Eligió un pincel redondo, mediano, y en un ángulo limpio de la bandeja mezcló rápidamente blanco, amarillo, un poco de carmín y una pizca de azul. Después, acercándose de nuevo al muro, prolongó con el color obtenido una de las grietas de la ladera del volcán, dándole forma de camino, de sendero, que resaltó a los lados mezclando grises y azules directamente sobre la pared. El trazo grueso, pues no había tiempo para trabajarlo en detalle, daba al camino una apariencia singular. Era algo que en verdad no llevaba a ningún sitio; salía de la grieta del volcán y moría en la imprimación blanca. No entraba en los planes de Faulques, ni estaba esbozado allí. El efecto, sin embargo, era bueno. Introducía un eje nuevo, una variante inesperada, un vínculo singular que iba desde aquel volcán al otro colgado en la pared del Museo Nacional de México, a los ojos verdes que se habían cruzado con los de Faulques cuando miraba ese cuadro por primera vez. A él mismo allí, inmóvil, observando entrar en su vida a Olvido Ferrara. Un camino que se adentraba recto, amenazador como la línea tensa de un disparo, a través del paisaje pintado en la pared, hasta un lugar preciso de los Balcanes.
Qué diablos. Sorprendido, el pintor de batallas se detuvo y bebió un sorbo del café frío que quedaba en la taza que tenía sobre la mesa, encima de la cubierta de The Eye of War.
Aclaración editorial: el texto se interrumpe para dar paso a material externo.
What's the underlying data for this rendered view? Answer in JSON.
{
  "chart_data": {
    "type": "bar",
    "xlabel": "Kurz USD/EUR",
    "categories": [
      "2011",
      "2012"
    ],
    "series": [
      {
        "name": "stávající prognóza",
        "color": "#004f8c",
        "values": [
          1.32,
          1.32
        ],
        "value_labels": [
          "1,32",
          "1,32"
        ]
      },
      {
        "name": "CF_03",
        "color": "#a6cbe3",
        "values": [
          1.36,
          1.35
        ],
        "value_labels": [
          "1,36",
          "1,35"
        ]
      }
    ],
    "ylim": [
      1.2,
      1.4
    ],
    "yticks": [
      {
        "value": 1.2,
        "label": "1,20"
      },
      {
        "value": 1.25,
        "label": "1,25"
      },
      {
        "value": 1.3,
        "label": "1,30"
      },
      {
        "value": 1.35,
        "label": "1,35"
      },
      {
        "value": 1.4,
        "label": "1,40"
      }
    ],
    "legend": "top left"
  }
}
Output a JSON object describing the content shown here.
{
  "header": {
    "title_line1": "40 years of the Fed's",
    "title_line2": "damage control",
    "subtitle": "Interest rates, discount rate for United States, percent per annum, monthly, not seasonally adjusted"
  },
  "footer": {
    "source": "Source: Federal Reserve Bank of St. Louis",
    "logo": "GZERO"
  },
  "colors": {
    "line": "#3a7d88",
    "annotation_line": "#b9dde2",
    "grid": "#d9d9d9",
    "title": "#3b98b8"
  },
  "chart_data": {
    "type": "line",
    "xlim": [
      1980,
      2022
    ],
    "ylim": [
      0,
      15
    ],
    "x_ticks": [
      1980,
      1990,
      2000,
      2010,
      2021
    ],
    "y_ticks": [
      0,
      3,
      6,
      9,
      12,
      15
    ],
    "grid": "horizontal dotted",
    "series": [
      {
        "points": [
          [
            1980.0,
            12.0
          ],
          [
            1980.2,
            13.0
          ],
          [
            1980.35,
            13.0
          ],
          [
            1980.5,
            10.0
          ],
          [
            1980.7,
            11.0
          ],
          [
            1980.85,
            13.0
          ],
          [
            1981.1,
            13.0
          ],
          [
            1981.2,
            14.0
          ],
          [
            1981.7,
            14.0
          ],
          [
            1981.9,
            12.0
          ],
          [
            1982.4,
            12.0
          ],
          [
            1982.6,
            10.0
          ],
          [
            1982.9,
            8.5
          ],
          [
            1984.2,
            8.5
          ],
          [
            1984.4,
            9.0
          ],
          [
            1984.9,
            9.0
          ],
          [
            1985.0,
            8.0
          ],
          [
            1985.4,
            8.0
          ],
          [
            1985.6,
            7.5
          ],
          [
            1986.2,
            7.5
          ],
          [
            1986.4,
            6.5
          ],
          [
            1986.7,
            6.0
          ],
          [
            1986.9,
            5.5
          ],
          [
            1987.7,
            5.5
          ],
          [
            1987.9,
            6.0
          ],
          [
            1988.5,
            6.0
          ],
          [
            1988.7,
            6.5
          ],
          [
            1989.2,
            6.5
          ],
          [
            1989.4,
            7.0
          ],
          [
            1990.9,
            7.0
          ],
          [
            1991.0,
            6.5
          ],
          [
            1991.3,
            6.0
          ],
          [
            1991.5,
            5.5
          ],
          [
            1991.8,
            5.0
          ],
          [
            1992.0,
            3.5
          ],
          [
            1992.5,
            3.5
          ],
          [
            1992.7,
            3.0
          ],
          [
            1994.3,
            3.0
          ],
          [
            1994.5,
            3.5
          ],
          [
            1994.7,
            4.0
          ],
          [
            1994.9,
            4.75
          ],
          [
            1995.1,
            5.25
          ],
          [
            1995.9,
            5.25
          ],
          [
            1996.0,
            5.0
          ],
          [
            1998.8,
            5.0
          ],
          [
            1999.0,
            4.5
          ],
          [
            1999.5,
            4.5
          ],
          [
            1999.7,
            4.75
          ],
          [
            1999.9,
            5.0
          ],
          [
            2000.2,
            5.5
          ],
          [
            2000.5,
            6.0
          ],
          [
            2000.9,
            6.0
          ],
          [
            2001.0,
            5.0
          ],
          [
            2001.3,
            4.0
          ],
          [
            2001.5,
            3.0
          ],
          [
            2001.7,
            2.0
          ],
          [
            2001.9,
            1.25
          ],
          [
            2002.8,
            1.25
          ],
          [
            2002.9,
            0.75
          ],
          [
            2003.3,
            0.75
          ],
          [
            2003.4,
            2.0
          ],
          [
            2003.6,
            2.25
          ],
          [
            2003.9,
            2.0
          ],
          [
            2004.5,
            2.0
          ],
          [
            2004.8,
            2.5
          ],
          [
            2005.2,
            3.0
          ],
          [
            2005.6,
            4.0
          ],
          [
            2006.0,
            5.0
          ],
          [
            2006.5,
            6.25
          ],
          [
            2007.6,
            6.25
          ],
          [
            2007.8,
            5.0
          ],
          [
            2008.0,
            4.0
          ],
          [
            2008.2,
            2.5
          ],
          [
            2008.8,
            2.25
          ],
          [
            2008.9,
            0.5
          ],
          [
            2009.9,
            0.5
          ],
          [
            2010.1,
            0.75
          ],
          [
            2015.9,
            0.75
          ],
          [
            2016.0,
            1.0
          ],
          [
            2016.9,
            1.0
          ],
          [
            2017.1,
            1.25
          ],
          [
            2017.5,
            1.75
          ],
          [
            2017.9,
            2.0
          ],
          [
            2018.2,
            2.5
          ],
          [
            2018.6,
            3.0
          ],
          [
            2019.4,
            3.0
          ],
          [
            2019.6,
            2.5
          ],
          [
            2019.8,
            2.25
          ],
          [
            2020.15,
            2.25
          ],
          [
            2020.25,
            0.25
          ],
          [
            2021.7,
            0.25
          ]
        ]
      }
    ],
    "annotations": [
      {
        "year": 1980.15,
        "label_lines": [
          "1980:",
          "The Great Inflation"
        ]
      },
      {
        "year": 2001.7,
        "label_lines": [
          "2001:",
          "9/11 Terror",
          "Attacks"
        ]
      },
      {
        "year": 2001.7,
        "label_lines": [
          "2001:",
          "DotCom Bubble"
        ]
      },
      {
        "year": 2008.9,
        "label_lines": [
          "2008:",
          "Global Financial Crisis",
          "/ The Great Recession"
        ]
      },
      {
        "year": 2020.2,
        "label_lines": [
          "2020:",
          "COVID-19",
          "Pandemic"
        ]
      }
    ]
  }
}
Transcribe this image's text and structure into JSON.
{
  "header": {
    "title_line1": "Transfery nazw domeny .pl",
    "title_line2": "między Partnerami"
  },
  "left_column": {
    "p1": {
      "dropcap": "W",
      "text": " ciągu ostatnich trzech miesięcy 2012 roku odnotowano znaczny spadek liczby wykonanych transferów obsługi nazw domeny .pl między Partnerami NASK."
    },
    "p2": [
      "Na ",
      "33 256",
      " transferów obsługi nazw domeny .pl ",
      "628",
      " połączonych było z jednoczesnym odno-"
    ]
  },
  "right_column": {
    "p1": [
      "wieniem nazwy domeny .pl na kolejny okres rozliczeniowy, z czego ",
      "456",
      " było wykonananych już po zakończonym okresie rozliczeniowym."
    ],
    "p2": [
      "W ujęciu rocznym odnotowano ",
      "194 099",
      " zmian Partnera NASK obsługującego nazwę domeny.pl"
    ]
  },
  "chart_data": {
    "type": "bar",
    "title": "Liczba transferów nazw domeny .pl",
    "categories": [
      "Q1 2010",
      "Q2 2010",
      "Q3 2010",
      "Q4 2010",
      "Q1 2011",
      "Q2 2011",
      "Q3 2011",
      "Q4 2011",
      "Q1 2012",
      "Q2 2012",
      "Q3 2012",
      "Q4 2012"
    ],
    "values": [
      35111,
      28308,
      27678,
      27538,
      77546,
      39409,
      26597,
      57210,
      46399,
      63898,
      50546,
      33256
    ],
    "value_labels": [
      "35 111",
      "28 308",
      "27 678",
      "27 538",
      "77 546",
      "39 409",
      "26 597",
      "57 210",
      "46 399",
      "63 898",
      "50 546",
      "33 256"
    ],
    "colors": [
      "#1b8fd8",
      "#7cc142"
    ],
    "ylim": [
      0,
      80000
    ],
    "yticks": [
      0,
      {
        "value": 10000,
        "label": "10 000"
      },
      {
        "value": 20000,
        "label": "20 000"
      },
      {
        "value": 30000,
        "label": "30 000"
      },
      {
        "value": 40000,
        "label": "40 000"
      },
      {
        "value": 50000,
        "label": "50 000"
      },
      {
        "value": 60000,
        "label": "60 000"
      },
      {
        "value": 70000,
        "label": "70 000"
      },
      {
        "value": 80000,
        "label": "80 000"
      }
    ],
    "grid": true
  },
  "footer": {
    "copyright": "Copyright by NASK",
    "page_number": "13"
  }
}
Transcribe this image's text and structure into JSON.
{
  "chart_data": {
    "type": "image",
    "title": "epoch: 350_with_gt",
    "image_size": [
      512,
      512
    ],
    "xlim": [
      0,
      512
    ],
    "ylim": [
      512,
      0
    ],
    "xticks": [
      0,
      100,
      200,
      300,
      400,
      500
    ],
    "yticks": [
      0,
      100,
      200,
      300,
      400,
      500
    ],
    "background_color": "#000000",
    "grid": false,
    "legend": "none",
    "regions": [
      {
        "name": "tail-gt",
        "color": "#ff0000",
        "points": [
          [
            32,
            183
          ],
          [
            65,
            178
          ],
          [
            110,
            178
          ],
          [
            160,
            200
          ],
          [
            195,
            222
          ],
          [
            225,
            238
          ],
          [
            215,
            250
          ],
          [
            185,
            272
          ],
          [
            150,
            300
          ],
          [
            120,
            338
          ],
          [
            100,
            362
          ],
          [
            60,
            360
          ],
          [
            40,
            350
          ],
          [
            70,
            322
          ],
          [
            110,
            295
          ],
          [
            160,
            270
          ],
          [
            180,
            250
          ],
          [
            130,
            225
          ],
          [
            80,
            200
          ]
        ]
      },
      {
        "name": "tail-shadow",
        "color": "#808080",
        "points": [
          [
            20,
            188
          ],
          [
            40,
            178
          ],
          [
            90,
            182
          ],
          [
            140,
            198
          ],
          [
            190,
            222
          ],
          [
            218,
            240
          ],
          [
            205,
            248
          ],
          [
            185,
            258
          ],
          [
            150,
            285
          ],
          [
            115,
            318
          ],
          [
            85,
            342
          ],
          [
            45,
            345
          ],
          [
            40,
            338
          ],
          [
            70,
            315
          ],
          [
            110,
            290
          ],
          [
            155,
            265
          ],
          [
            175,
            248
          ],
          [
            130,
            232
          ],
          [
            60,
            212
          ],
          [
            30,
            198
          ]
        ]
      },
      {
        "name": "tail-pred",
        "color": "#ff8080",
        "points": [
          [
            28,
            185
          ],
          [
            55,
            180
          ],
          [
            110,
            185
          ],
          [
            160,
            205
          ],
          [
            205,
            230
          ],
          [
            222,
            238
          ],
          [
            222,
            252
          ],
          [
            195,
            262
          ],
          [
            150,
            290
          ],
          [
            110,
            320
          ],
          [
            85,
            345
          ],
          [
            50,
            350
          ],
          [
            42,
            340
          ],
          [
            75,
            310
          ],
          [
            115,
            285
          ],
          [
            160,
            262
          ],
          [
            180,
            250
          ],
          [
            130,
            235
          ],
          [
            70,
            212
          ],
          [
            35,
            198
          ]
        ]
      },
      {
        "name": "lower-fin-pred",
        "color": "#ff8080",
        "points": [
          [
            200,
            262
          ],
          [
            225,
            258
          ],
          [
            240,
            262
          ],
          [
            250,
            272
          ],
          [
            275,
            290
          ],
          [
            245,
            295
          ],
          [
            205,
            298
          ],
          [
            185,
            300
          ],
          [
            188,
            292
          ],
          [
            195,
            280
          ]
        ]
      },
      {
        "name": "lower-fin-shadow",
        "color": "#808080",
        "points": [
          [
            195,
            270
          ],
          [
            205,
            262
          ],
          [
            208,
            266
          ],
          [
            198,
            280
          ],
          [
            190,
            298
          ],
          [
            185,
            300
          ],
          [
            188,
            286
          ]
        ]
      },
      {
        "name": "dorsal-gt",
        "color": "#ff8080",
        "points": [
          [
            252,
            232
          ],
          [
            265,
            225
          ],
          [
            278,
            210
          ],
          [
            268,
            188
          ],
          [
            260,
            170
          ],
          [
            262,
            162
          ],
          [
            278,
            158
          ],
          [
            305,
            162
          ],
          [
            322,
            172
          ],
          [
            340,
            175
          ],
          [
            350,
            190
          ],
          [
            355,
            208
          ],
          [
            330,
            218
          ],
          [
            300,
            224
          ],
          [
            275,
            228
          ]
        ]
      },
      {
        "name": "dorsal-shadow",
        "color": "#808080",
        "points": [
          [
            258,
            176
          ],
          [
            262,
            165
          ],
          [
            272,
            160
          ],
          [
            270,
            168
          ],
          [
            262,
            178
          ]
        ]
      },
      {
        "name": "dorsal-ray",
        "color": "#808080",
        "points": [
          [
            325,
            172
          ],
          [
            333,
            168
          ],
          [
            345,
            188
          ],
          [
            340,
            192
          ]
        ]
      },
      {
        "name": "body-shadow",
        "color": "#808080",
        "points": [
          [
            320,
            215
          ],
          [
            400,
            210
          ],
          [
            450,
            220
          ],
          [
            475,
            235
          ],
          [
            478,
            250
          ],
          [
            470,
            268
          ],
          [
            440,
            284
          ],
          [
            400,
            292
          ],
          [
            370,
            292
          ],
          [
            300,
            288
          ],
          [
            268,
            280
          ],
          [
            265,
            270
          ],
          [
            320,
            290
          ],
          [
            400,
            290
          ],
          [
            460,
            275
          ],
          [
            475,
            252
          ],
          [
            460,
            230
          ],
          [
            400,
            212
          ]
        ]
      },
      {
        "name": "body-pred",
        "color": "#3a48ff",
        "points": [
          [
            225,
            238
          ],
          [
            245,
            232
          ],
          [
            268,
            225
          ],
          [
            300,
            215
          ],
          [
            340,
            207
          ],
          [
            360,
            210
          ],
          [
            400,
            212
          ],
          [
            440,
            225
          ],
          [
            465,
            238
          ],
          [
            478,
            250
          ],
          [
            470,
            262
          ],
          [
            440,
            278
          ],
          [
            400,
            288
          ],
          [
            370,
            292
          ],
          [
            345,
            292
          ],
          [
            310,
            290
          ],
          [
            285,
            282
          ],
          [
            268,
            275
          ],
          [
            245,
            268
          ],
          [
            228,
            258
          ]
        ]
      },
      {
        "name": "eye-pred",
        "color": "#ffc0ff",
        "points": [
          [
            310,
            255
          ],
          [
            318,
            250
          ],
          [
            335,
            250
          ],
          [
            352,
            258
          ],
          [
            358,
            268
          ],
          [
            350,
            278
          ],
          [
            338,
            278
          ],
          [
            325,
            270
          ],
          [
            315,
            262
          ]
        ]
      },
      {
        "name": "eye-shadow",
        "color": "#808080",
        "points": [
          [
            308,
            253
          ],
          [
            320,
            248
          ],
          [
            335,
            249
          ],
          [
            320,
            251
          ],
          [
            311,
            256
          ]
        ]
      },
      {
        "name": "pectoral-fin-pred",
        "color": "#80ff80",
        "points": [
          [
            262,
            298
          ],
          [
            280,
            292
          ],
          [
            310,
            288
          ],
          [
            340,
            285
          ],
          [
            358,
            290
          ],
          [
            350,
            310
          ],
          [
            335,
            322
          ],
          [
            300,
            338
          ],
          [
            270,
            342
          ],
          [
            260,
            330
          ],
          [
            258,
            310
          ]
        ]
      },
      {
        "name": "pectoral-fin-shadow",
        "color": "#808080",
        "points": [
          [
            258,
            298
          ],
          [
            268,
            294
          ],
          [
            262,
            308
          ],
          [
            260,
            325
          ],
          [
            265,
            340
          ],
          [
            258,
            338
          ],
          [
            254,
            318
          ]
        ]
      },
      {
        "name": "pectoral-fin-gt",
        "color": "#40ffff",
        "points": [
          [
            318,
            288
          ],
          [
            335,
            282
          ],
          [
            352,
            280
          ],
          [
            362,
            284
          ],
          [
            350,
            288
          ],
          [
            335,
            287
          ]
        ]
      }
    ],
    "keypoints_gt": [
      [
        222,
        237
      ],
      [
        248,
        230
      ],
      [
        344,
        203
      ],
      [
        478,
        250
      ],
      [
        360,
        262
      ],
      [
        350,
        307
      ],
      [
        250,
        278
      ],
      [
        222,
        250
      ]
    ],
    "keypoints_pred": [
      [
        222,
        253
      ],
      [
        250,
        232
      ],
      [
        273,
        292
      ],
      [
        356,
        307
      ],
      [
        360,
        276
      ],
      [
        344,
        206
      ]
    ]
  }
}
Reflexionando sobre volcanes y caminos. No había tiempo para más, se dijo. Cada zona del mural había sido minuciosamente planificada antes de llevarse a la pared, y aquella variante insólita no estaba prevista; pero comprobó que encajaba como si el espacio le hubiese estado reservado desde el principio. El pintor de batallas apuró el café, comprobando que, en su cabeza, en los ojos que contemplaban el mural, en sus manos manchadas de pintura y en el pincel húmedo surgían posibilidades imprevistas. Matices ocultos que tal vez siempre habían estado allí. Paradójicamente, esos nuevos trazos que se adentraban en la parte no pintada -o esta por sí sola- parecían materializar y confirmar lo pintado en el resto, del mismo modo que un puñado de arena que se escurriera entre los dedos hasta desaparecer representaría, quizá, un ajustado concepto plástico de la palabra arena.